I’ve recently discovered a pattern in my life from
all these moves. When we lived in a
place that I wasn’t particularly crazy about, or a house I didn’t like, or I didn’t
have the close friends I desired, I would fold up those feelings and put them in a suitcase
and shut it tight. I knew we would be
moving in a year or two. I could put up
with anything for that amount of time. Maybe we would move to a better house, a
better place, or closer to my family. I realize that I carried these bags with me
everywhere we went, and the bag got fuller and fuller each time we moved.
We moved into our Spring Hill house almost five
years ago, thinking we’d live here for a year or two. This house was strictly an investment, not a
permanent home to me. I decorated it
with the sole intention of preparing it to sell. Five years later, I look at the room I’ve
never finished, the painting I’ve never done, and realize my bags are still
packed and waiting to move on. I’ve never allowed myself to feel “at home” or
to put my roots down. It’s difficult
moving into a civilian community when you’ve lived the military lifestyle for
so long. I hadn’t even tried. God has been speaking to me that it is time to
unpack my bags. He can’t promote me to
the next level of His plan until I accept where I am at this level.
We all carry baggage, usually from our past
experiences and childhood. No one grew
up in a perfect family. We all come with
some degree of dysfunction. It’s what
you do with that experience that determines your destiny. As long as you hold on to past hurts and
disappointments, you will never fulfill God’s plan for your life. The suitcase full of garbage in your mind
will always serve as a major distraction from God and from a healthy marriage.
I think of the expression “bloom where you’re
planted”, which often caused me great anxiety in the past as I strived to do
it. I discovered that the “buts” get in
the way. “But… this isn’t where I want
to be…this isn’t what I want to do…I thought I would be doing something else.” Even worse, we compare ourselves to others
and wind up feeling inadequate in our own journey.
God has a special plan for each and every one of us,
totally different from one another. We
shouldn’t even begin to compare our walks to others - but we do.

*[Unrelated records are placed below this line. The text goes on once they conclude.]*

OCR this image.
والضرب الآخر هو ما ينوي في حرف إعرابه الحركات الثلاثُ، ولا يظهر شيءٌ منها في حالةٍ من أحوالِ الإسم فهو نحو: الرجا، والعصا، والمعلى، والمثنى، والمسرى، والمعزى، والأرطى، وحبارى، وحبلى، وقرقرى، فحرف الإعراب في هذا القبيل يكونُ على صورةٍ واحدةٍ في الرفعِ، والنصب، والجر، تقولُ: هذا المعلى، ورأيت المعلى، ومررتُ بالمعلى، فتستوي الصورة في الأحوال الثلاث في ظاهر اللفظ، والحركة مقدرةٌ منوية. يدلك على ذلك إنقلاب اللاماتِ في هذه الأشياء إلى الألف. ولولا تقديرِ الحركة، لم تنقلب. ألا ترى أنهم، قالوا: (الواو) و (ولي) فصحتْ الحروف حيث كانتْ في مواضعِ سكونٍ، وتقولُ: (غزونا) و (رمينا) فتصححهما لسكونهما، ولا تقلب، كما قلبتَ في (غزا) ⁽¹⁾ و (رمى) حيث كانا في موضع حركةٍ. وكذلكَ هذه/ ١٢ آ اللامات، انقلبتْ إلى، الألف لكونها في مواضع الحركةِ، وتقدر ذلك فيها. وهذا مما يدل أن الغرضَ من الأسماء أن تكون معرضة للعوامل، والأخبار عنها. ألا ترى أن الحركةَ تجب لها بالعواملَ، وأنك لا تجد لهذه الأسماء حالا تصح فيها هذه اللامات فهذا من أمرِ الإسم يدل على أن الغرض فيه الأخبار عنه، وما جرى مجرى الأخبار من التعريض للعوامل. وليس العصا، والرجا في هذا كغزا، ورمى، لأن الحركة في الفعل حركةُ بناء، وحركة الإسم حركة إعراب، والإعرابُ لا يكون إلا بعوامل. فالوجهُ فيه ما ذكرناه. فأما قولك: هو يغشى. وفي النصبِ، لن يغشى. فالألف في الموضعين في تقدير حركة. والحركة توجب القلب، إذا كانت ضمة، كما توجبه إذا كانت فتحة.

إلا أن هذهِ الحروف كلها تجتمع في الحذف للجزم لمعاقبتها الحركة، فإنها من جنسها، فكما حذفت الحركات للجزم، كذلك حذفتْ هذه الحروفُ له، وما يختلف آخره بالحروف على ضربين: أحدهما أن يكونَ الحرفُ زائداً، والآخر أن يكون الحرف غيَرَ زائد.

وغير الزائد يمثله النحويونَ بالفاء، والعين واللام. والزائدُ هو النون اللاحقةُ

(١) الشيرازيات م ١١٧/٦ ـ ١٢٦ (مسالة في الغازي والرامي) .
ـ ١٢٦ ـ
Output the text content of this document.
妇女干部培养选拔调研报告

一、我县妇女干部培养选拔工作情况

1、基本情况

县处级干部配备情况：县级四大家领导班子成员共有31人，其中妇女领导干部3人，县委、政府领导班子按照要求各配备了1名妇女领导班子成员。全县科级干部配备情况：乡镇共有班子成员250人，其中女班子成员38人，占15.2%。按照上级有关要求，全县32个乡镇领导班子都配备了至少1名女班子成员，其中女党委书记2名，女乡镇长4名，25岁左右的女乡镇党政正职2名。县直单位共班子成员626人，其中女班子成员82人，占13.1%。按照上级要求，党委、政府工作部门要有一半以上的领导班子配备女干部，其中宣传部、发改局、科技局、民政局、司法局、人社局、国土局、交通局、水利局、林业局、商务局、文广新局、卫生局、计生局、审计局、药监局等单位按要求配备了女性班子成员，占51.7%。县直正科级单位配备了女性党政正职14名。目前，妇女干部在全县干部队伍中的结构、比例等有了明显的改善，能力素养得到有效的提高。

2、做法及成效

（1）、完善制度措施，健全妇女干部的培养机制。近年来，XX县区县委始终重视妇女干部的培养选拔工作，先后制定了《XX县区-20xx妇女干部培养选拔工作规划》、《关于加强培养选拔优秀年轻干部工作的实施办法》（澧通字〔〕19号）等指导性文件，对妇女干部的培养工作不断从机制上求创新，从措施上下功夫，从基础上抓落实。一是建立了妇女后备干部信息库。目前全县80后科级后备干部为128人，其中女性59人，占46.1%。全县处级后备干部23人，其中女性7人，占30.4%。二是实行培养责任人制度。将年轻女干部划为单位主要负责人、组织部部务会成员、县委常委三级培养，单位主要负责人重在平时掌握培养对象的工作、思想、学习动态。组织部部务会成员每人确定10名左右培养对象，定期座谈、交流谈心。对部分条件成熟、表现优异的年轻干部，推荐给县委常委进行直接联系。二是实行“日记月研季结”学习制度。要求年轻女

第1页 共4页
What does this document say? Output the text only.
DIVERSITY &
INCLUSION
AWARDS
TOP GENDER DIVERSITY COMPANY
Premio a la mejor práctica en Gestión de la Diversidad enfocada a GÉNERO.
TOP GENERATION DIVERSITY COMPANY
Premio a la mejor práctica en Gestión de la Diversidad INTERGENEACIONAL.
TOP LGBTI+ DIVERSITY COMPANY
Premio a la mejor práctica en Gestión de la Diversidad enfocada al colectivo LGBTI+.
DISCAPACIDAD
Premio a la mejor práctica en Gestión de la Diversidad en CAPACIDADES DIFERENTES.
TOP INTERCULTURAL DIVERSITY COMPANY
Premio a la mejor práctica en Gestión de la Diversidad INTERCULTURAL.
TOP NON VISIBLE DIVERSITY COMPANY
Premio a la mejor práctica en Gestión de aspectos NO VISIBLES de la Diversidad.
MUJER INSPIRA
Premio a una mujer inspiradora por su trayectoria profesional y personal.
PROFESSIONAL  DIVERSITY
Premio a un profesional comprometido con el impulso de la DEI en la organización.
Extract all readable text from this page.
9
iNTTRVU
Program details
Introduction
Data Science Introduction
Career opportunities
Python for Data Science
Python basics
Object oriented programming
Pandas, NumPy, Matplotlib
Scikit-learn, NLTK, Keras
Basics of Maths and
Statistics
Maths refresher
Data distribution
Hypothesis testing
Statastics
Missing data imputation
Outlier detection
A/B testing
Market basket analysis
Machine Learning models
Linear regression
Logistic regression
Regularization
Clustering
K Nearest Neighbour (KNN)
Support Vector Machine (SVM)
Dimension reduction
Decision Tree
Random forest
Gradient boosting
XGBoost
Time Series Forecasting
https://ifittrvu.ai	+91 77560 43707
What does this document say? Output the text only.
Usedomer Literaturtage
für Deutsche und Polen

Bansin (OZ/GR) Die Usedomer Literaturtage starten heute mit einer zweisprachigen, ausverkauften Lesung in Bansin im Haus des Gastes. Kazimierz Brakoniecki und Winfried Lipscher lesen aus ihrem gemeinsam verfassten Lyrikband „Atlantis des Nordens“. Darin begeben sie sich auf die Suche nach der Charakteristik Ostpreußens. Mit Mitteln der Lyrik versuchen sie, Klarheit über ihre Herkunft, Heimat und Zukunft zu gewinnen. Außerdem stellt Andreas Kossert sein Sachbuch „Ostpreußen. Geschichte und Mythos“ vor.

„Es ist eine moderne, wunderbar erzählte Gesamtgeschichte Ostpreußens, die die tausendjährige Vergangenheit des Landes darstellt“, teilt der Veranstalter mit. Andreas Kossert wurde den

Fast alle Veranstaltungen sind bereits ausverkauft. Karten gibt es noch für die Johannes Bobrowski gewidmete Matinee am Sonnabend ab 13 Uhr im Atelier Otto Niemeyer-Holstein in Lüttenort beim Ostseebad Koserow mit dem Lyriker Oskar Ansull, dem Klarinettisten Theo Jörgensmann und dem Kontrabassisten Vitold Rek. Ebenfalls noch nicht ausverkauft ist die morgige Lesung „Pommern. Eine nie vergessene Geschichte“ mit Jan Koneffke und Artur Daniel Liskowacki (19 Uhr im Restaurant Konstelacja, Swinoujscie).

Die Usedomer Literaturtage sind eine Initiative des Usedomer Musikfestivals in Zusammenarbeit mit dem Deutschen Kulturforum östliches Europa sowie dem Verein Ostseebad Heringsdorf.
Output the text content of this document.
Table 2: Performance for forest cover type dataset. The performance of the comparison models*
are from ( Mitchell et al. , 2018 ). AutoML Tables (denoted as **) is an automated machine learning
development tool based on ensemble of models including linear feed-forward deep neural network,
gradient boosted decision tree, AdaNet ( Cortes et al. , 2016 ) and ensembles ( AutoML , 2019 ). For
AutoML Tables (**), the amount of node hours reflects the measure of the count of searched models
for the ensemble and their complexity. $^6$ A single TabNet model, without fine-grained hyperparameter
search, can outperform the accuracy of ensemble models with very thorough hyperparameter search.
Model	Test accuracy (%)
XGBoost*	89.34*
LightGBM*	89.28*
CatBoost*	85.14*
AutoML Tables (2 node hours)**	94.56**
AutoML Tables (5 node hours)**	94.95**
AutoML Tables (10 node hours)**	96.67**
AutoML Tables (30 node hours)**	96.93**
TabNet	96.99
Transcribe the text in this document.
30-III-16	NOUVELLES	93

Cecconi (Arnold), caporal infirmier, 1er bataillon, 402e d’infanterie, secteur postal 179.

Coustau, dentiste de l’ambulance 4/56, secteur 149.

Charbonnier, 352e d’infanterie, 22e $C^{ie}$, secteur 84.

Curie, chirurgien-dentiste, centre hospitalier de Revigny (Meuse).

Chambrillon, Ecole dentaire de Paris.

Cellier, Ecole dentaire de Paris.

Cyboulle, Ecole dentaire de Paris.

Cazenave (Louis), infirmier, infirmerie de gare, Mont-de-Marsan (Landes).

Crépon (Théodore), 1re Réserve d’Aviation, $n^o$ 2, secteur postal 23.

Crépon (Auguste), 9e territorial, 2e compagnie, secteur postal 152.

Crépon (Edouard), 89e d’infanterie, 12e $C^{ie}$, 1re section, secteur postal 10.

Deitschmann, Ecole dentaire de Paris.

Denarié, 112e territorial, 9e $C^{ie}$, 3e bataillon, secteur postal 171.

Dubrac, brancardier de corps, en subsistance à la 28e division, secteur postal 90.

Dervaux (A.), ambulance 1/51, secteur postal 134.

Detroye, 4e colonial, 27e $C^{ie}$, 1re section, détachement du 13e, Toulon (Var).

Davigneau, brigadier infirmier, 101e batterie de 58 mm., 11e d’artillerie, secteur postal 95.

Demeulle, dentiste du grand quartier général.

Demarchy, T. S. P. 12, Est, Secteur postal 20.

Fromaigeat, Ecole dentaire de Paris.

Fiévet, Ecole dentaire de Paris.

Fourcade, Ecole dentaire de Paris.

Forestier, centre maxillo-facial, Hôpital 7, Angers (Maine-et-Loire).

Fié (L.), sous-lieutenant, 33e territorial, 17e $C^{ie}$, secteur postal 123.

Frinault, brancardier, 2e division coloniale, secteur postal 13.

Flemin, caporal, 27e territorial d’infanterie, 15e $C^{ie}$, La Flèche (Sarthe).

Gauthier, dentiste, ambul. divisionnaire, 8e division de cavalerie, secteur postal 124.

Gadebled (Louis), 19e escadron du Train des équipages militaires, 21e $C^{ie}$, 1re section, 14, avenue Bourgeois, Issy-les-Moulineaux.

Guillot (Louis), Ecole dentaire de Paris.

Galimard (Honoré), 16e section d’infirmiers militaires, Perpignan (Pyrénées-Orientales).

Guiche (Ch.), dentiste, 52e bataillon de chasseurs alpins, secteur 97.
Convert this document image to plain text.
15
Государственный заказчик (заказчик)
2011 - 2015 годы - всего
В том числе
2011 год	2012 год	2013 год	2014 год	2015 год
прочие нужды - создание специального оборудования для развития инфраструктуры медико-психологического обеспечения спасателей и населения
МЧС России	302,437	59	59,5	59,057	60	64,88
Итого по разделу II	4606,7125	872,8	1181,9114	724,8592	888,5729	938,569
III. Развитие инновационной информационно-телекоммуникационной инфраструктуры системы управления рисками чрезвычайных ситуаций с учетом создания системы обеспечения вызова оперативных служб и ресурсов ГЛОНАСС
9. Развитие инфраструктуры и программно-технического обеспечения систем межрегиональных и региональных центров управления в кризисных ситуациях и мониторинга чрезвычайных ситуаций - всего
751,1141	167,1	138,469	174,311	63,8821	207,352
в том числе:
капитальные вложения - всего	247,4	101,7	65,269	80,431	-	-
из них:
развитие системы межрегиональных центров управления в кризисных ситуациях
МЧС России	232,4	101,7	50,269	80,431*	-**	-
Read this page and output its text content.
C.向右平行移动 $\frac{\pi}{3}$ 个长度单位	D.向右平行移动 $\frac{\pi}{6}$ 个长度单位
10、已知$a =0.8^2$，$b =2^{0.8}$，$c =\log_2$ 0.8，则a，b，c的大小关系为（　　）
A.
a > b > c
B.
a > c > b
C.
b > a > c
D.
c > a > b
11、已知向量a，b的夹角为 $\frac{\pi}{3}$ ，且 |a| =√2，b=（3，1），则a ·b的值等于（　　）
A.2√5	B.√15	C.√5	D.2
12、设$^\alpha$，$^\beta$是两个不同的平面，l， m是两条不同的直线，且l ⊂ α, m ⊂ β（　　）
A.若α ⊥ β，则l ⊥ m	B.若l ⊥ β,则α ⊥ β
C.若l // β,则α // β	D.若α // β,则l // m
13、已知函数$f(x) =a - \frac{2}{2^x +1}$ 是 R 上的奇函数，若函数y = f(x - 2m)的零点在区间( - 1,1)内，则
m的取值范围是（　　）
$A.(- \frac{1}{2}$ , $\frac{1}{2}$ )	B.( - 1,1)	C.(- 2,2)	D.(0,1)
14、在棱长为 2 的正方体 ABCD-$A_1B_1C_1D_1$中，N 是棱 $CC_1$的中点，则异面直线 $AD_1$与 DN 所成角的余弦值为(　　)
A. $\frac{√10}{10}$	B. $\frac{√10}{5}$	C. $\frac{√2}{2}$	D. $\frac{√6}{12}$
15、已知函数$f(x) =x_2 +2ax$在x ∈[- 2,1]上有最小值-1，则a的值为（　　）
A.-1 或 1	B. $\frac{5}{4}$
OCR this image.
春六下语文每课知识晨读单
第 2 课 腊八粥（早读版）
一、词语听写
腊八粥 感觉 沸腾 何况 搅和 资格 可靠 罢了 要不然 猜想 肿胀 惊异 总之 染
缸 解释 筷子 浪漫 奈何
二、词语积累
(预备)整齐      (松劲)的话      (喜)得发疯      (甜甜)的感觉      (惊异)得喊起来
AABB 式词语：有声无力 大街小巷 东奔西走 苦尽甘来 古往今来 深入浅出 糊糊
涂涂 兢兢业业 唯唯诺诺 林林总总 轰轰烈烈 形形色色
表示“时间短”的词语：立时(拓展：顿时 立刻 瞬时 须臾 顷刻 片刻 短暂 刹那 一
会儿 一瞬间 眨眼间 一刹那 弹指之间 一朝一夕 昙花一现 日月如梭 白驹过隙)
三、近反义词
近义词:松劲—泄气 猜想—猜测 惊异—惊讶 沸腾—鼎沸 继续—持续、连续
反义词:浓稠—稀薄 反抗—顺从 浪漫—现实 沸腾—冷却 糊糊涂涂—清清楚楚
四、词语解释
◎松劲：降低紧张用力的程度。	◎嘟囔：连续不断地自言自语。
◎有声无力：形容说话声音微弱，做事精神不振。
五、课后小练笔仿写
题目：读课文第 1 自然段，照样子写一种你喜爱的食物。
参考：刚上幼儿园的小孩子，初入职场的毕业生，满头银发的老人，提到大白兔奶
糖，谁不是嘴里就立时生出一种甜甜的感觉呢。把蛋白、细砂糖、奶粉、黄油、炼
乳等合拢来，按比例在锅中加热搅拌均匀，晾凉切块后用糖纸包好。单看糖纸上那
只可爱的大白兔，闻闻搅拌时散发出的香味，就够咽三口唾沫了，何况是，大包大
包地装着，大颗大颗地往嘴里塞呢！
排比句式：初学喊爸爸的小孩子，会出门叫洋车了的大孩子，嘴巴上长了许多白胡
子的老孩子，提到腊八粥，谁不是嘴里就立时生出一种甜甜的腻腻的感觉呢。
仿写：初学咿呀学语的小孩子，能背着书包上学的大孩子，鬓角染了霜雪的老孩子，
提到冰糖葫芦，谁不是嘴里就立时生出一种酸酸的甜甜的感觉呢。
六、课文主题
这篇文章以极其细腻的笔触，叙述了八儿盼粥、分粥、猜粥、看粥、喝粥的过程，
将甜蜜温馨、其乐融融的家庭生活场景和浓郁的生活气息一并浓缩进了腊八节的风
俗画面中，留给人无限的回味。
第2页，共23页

I’m always amazed at how sly and subtle the enemy
is. He strikes where we are most
vulnerable, and we don’t even realize we’ve been hit! We blame ourselves, and we continue to fill
up those bags with our failures and insecurities until we become overwhelmed and unable to accomplish any tasks that God may ask of us.
If you feel like you have no idea about God’s plan
for you, or you don’t know what direction to go, take the time to unpack your
baggage. Sort it out – get rid of the
garbage. That is probably what He’s
waiting for before He can move you on to your next assignment. Spend time with Him. Get rid of the distractions of the world and all the self-pity that
keeps you too busy for a true relationship with God.